Tuesday, August 04, 2009

The Spectator, Lord Freud, and Kentucky Fried Chicken

Two years ago, investment banker David Freud produced a report about reforming the welfare state to reduce unemployment. It was widely praised by the political class, and David Freud is now both a Lord and a shadow minister for the Conservative Party.

The only tiny problem is that his ideas and proposals don't work. As the Spectator magazine, one of Freud's biggest supporters, put it, "recent findings suggest that the Freud-prescribed workfare measures aren't working quite as well as many hoped they would as the downturn takes hold". One of their comments summed up the problem:

"The market, at least in the face of an economic downturn, has rejected Freud's model of welfare provision. I've always advocated letting these companies[private companies which deliver welfare services] go to the wall if and when they failed but that has consequences of its own.

The Conservative welfare plans aren't worth the paper they're written on at the moment because they and Freud assumed the boom times for ever model and all the costings were based on that."

Happily, the intellectual titans at the Spectator magazine are not discouraged at being mugged by reality and by the discovery that the policies they have championed have turned out to be an expensive flop. They have two new ideas to help reduce unemployment:

1. There should be a second Freud Review to 'refine' Freud's original vision in light of the changed economic circumstances and "reassure welfare-to-work providers about the Tories' direction of travel".

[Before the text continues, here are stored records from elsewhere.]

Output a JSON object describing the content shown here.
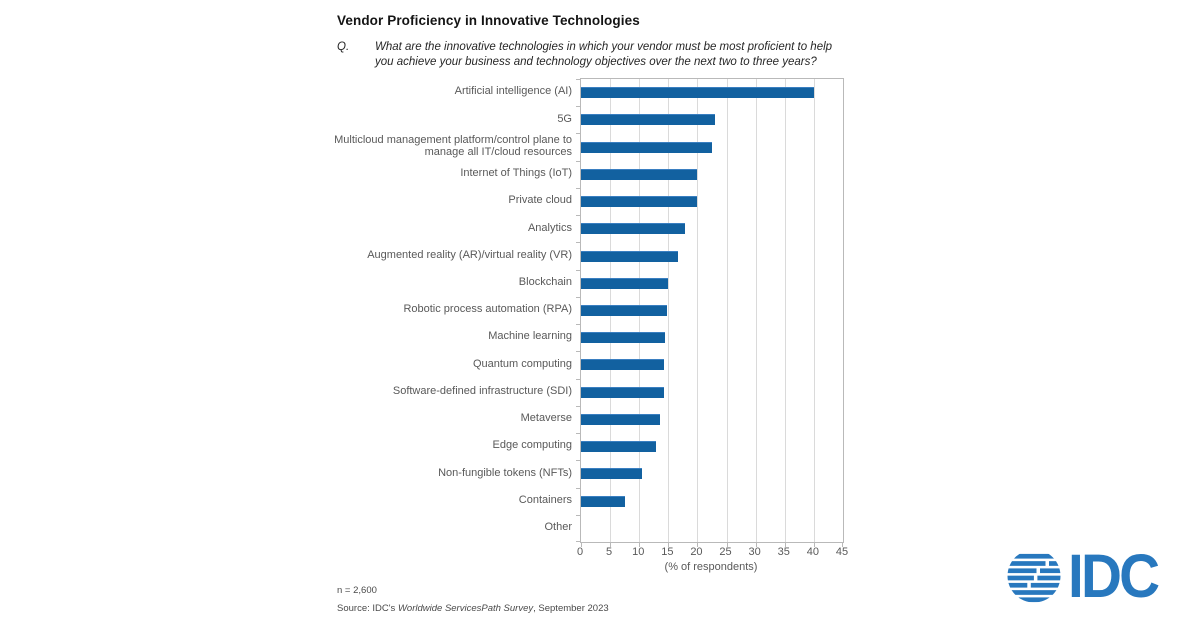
{
  "title": "Vendor Proficiency in Innovative Technologies",
  "question": {
    "prefix": "Q.",
    "line1": "What are the innovative technologies in which your vendor must be most proficient to help",
    "line2": "you achieve your business and technology objectives over the next two to three years?"
  },
  "chart_data": {
    "type": "bar",
    "orientation": "horizontal",
    "title": "Vendor Proficiency in Innovative Technologies",
    "categories": [
      "Artificial intelligence (AI)",
      "5G",
      "Multicloud management platform/control plane to manage all IT/cloud resources",
      "Internet of Things (IoT)",
      "Private cloud",
      "Analytics",
      "Augmented reality (AR)/virtual reality (VR)",
      "Blockchain",
      "Robotic process automation (RPA)",
      "Machine learning",
      "Quantum computing",
      "Software-defined infrastructure (SDI)",
      "Metaverse",
      "Edge computing",
      "Non-fungible tokens (NFTs)",
      "Containers",
      "Other"
    ],
    "values": [
      40,
      23,
      22.5,
      20,
      20,
      17.8,
      16.6,
      15,
      14.7,
      14.5,
      14.3,
      14.3,
      13.6,
      12.9,
      10.4,
      7.6,
      0
    ],
    "xlabel": "(% of respondents)",
    "xlim": [
      0,
      45
    ],
    "xticks": [
      0,
      5,
      10,
      15,
      20,
      25,
      30,
      35,
      40,
      45
    ],
    "grid": true,
    "legend": "none",
    "bar_color": "#1261a0",
    "gridline_color": "#dadada",
    "axis_color": "#b9b9b9",
    "label_color": "#595959"
  },
  "footnotes": {
    "n": "n = 2,600",
    "source_prefix": "Source: IDC's ",
    "source_italic": "Worldwide ServicesPath Survey",
    "source_suffix": ", September 2023"
  },
  "logo": {
    "text": "IDC",
    "color": "#2878be",
    "icon": "globe-stripes-icon"
  }
}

2. The Tories should learn from the private companies which are creating new jobs, to find the secret of their success. Such as, um, KFC.

So the Tory policies on unemployment aren't worth the paper that they are written on, and the best advice their supporters can come up with are to get an investment banker-turned-Lord to have do another report after the first one proved a disaster, and to get policy advice from Kentucky Fried Chicken. I'm not completely convinced that is the best way to help people get jobs.

2 Comments:

At 8:14 pm , Anonymous ukbix said...

re Freuds report "It was widely praised by the political class"
That just shows the political class that praised it are incredibly naive or stupid, or corrupt...

He didn't know anything about benefits when he started the report, completed the report fast, and made numerous factual mistakes...

Simple mistakes, that anyone with even a basic understanding of the benefits system would not make.